At least two top Republicans plan to compete for Abbott’s job, while the current land commissioner and agricultural commissioner also want to win higher posts. All of that encompasses just the Republicans, but a Democrat hasn’t won a statewide office in Texas since 1994.

And, while her one-woman filibuster to help stop the Texas Legislature’s approval of strict new abortion rights last month has made Democratic state Sen. Wendy Davis a political sensation and left many urging her to make a gubernatorial run, Abbott still outpolls her.

Perry, meanwhile, hasn’t ruled out another run for the White House after his 2011 bid flamed out spectacularly in his “oops moment” during a Republican candidate debate, when he forgot the third of three federal departments he promised to shutter if elected.

Plans to quit his day job will give Perry the chance to rehabilitate his national image, and he can still call himself a proven job-creator–even if he no longer oversees the state creating all those jobs.

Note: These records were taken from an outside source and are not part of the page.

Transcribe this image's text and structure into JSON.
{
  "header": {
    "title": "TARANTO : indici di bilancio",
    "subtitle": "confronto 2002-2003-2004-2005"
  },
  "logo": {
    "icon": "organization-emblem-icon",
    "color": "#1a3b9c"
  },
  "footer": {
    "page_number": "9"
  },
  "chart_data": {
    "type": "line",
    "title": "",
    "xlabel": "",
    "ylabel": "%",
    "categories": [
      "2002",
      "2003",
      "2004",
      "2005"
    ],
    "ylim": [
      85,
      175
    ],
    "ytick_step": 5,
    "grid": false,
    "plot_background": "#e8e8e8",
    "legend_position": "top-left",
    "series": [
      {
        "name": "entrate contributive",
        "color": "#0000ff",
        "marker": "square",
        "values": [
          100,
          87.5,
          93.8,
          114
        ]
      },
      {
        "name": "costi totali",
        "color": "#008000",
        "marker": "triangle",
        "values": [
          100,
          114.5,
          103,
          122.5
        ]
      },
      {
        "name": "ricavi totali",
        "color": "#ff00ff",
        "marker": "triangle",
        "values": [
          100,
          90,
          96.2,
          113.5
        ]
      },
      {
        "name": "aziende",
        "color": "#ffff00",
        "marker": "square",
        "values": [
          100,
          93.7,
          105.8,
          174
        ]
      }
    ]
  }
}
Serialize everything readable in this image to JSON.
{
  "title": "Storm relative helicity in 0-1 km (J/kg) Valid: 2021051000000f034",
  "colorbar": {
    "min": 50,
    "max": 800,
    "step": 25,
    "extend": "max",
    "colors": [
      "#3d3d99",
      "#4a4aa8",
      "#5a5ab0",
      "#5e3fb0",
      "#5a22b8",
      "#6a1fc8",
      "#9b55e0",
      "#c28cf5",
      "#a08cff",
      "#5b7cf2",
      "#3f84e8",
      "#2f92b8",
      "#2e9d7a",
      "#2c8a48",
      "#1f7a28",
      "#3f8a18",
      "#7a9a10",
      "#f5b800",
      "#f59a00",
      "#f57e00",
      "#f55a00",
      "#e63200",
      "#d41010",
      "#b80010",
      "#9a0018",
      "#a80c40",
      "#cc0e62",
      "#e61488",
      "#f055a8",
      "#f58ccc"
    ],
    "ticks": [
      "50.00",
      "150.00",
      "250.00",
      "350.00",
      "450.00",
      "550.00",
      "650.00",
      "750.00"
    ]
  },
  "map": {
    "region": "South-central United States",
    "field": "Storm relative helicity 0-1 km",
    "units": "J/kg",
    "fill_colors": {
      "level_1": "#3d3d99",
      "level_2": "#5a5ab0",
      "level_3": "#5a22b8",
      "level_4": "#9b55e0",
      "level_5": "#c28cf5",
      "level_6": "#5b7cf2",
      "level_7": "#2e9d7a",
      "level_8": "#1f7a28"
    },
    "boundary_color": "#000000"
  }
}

“He doesn’t have to worry about what he’s doing now. All he has to do is promote the package of what he’s done already,” said Ford O’Connell, a GOP strategist and former aide to John McCain’s 2008 presidential bid.

O’Connell said that despite faltering as a presidential candidate, Perry remains a national force in Republican circles because of his unfailing conservatism.

“Where is he going on all these issues, save immigration?,” O’Connell asked. “He’s going to the right of all the other candidates. And he’ll be able to get to their right, even in a presidential field that’s potentially very crowded.”